At the urging of the state’s medical association, the bill’s sponsors agreed to an amendment that says that injunctions granted against doctors for violations under the act cannot be construed as an automatic finding of negligence against that doctor. Brennan said, however, that the provision won’t protect doctors from negligence lawsuits from family members.
Will Doctors Leave?
Although supporters of the bill said the law will not interfere with advance directives in which patients specify what treatments they want or don’t want in dire medical circumstances, Brennan said she doesn’t believe those documents will guarantee that proxies won’t use the new law to override the patient’s wishes if the patient can’t communicate.
In her argument against the law, Clark of the University of Oklahoma said that she fears it will prompt doctors to leave the state, which already ranks among the 10 states with the lowest number of doctors per resident.

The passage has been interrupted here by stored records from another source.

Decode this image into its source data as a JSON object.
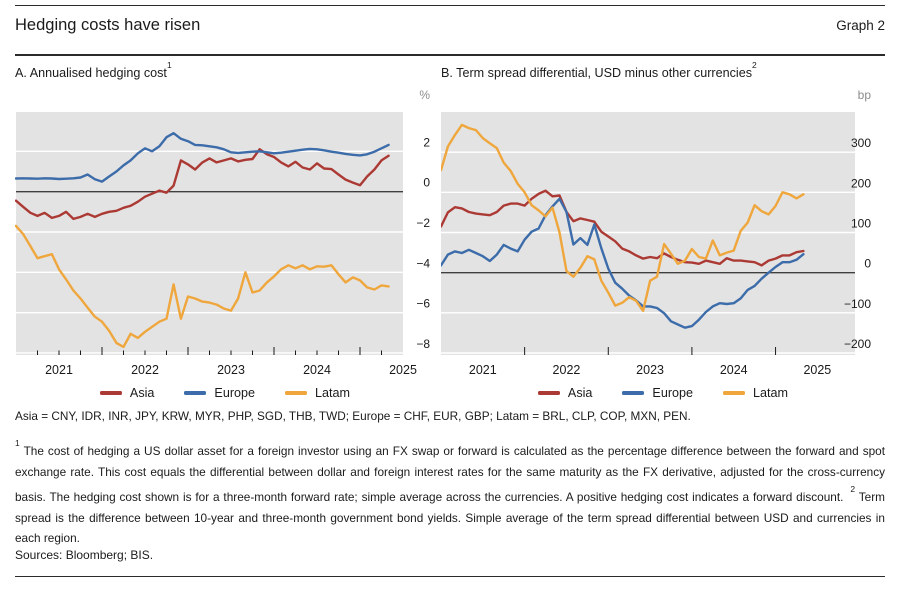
{
  "header": {
    "title": "Hedging costs have risen",
    "graph_label": "Graph 2"
  },
  "currencies_note": "Asia = CNY, IDR, INR, JPY, KRW, MYR, PHP, SGD, THB, TWD; Europe = CHF, EUR, GBP; Latam =  BRL, CLP, COP, MXN, PEN.",
  "footnotes": [
    {
      "marker": "1",
      "text": "The cost of hedging a US dollar asset for a foreign investor using an FX swap or forward is calculated as the percentage difference between the forward and spot exchange rate. This cost equals the differential between dollar and foreign interest rates for the same maturity as the FX derivative, adjusted for the cross-currency basis. The hedging cost shown is for a three-month forward rate; simple average across the currencies. A positive hedging cost indicates a forward discount."
    },
    {
      "marker": "2",
      "text": "Term spread is the difference between 10-year and three-month government bond yields. Simple average of the term spread differential between USD and currencies in each region."
    }
  ],
  "sources": "Sources: Bloomberg; BIS.",
  "chart_data": [
    {
      "type": "line",
      "title": "A. Annualised hedging cost",
      "title_sup": "1",
      "unit": "%",
      "bg": "#e3e3e3",
      "zero_color": "#3f3f3f",
      "grid": "on",
      "legend_position": "bottom",
      "x_domain": [
        2021.0,
        2025.5
      ],
      "y_domain": [
        -8.1,
        3.95
      ],
      "y_ticks": [
        2,
        0,
        -2,
        -4,
        -6,
        -8
      ],
      "y_tick_labels": [
        "2",
        "0",
        "−2",
        "−4",
        "−6",
        "−8"
      ],
      "x_major_ticks": [
        2022,
        2023,
        2024,
        2025
      ],
      "x_minor_step": 0.25,
      "x_labels": [
        {
          "v": 2021.5,
          "t": "2021"
        },
        {
          "v": 2022.5,
          "t": "2022"
        },
        {
          "v": 2023.5,
          "t": "2023"
        },
        {
          "v": 2024.5,
          "t": "2024"
        },
        {
          "v": 2025.5,
          "t": "2025"
        }
      ],
      "x": [
        2021.0,
        2021.083,
        2021.167,
        2021.25,
        2021.333,
        2021.417,
        2021.5,
        2021.583,
        2021.667,
        2021.75,
        2021.833,
        2021.917,
        2022.0,
        2022.083,
        2022.167,
        2022.25,
        2022.333,
        2022.417,
        2022.5,
        2022.583,
        2022.667,
        2022.75,
        2022.833,
        2022.917,
        2023.0,
        2023.083,
        2023.167,
        2023.25,
        2023.333,
        2023.417,
        2023.5,
        2023.583,
        2023.667,
        2023.75,
        2023.833,
        2023.917,
        2024.0,
        2024.083,
        2024.167,
        2024.25,
        2024.333,
        2024.417,
        2024.5,
        2024.583,
        2024.667,
        2024.75,
        2024.833,
        2024.917,
        2025.0,
        2025.083,
        2025.167,
        2025.25,
        2025.333
      ],
      "series": [
        {
          "name": "Asia",
          "color": "#ac3a34",
          "values": [
            -0.45,
            -0.75,
            -1.05,
            -1.2,
            -1.05,
            -1.3,
            -1.2,
            -1.0,
            -1.35,
            -1.25,
            -1.1,
            -1.25,
            -1.1,
            -1.0,
            -0.95,
            -0.8,
            -0.7,
            -0.5,
            -0.25,
            -0.1,
            0.05,
            -0.05,
            0.3,
            1.55,
            1.35,
            1.1,
            1.45,
            1.65,
            1.45,
            1.55,
            1.65,
            1.5,
            1.58,
            1.62,
            2.1,
            1.85,
            1.72,
            1.45,
            1.25,
            1.48,
            1.2,
            1.1,
            1.4,
            1.15,
            1.12,
            0.85,
            0.6,
            0.45,
            0.32,
            0.75,
            1.1,
            1.55,
            1.78
          ]
        },
        {
          "name": "Europe",
          "color": "#3c6ca9",
          "values": [
            0.65,
            0.66,
            0.65,
            0.64,
            0.66,
            0.65,
            0.63,
            0.64,
            0.66,
            0.7,
            0.85,
            0.62,
            0.5,
            0.75,
            1.0,
            1.3,
            1.55,
            1.9,
            2.15,
            2.0,
            2.25,
            2.7,
            2.9,
            2.62,
            2.5,
            2.32,
            2.3,
            2.25,
            2.2,
            2.1,
            1.95,
            1.92,
            1.95,
            1.98,
            2.0,
            1.95,
            1.9,
            1.93,
            1.98,
            2.03,
            2.08,
            2.12,
            2.1,
            2.05,
            1.98,
            1.93,
            1.87,
            1.83,
            1.8,
            1.85,
            1.98,
            2.15,
            2.32
          ]
        },
        {
          "name": "Latam",
          "color": "#efa73d",
          "values": [
            -1.7,
            -2.1,
            -2.7,
            -3.3,
            -3.2,
            -3.1,
            -3.85,
            -4.35,
            -4.9,
            -5.3,
            -5.75,
            -6.2,
            -6.45,
            -6.9,
            -7.5,
            -7.7,
            -7.05,
            -7.25,
            -6.95,
            -6.7,
            -6.45,
            -6.3,
            -4.6,
            -6.3,
            -5.2,
            -5.3,
            -5.45,
            -5.5,
            -5.6,
            -5.8,
            -5.9,
            -5.3,
            -4.0,
            -5.0,
            -4.9,
            -4.5,
            -4.2,
            -3.85,
            -3.65,
            -3.8,
            -3.65,
            -3.85,
            -3.7,
            -3.72,
            -3.65,
            -4.1,
            -4.5,
            -4.25,
            -4.4,
            -4.75,
            -4.85,
            -4.65,
            -4.7
          ]
        }
      ]
    },
    {
      "type": "line",
      "title": "B. Term spread differential, USD minus other currencies",
      "title_sup": "2",
      "unit": "bp",
      "bg": "#e3e3e3",
      "zero_color": "#3f3f3f",
      "grid": "on",
      "legend_position": "bottom",
      "x_domain": [
        2021.0,
        2025.95
      ],
      "y_domain": [
        -205,
        400
      ],
      "y_ticks": [
        300,
        200,
        100,
        0,
        -100,
        -200
      ],
      "y_tick_labels": [
        "300",
        "200",
        "100",
        "0",
        "−100",
        "−200"
      ],
      "x_major_ticks": [
        2022,
        2023,
        2024,
        2025
      ],
      "x_labels": [
        {
          "v": 2021.5,
          "t": "2021"
        },
        {
          "v": 2022.5,
          "t": "2022"
        },
        {
          "v": 2023.5,
          "t": "2023"
        },
        {
          "v": 2024.5,
          "t": "2024"
        },
        {
          "v": 2025.5,
          "t": "2025"
        }
      ],
      "x": [
        2021.0,
        2021.083,
        2021.167,
        2021.25,
        2021.333,
        2021.417,
        2021.5,
        2021.583,
        2021.667,
        2021.75,
        2021.833,
        2021.917,
        2022.0,
        2022.083,
        2022.167,
        2022.25,
        2022.333,
        2022.417,
        2022.5,
        2022.583,
        2022.667,
        2022.75,
        2022.833,
        2022.917,
        2023.0,
        2023.083,
        2023.167,
        2023.25,
        2023.333,
        2023.417,
        2023.5,
        2023.583,
        2023.667,
        2023.75,
        2023.833,
        2023.917,
        2024.0,
        2024.083,
        2024.167,
        2024.25,
        2024.333,
        2024.417,
        2024.5,
        2024.583,
        2024.667,
        2024.75,
        2024.833,
        2024.917,
        2025.0,
        2025.083,
        2025.167,
        2025.25,
        2025.333
      ],
      "series": [
        {
          "name": "Asia",
          "color": "#ac3a34",
          "values": [
            115,
            150,
            163,
            160,
            151,
            147,
            145,
            143,
            151,
            167,
            172,
            172,
            167,
            184,
            196,
            204,
            190,
            192,
            151,
            128,
            135,
            131,
            127,
            102,
            90,
            78,
            60,
            53,
            43,
            35,
            39,
            36,
            48,
            39,
            32,
            26,
            25,
            22,
            30,
            26,
            22,
            36,
            30,
            30,
            28,
            26,
            18,
            30,
            35,
            43,
            43,
            51,
            54
          ]
        },
        {
          "name": "Europe",
          "color": "#3c6ca9",
          "values": [
            18,
            45,
            53,
            49,
            57,
            49,
            41,
            29,
            45,
            69,
            60,
            53,
            82,
            102,
            110,
            143,
            165,
            184,
            151,
            70,
            86,
            69,
            120,
            61,
            10,
            -25,
            -40,
            -57,
            -69,
            -84,
            -84,
            -88,
            -101,
            -121,
            -129,
            -137,
            -133,
            -117,
            -98,
            -84,
            -76,
            -78,
            -76,
            -64,
            -43,
            -33,
            -15,
            0,
            14,
            26,
            26,
            32,
            46
          ]
        },
        {
          "name": "Latam",
          "color": "#efa73d",
          "values": [
            255,
            314,
            343,
            368,
            360,
            355,
            335,
            322,
            310,
            274,
            253,
            221,
            200,
            168,
            155,
            140,
            162,
            100,
            4,
            -10,
            12,
            41,
            33,
            -20,
            -50,
            -82,
            -75,
            -61,
            -70,
            -95,
            -20,
            -10,
            71,
            47,
            22,
            30,
            59,
            39,
            35,
            80,
            43,
            50,
            55,
            104,
            125,
            168,
            153,
            145,
            166,
            200,
            195,
            185,
            195
          ]
        }
      ]
    }
  ]
}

Frank Gaffney, a Tulsa cardiologist, said he is thinking of leaving because of the law. The previous week he had had a very sick patient with a poor chance of survival. He told the patient’s family that the man had a very slim chance of surviving an invasive cardiac procedure that Gaffney believed offered the merest chance of saving his life and a high risk of ending it.
The family insisted on the surgery. “If you’re not allowed to say this might be futile, you put a physician in the position of murdering someone,” Gaffney said. He performed the surgery; the patient died.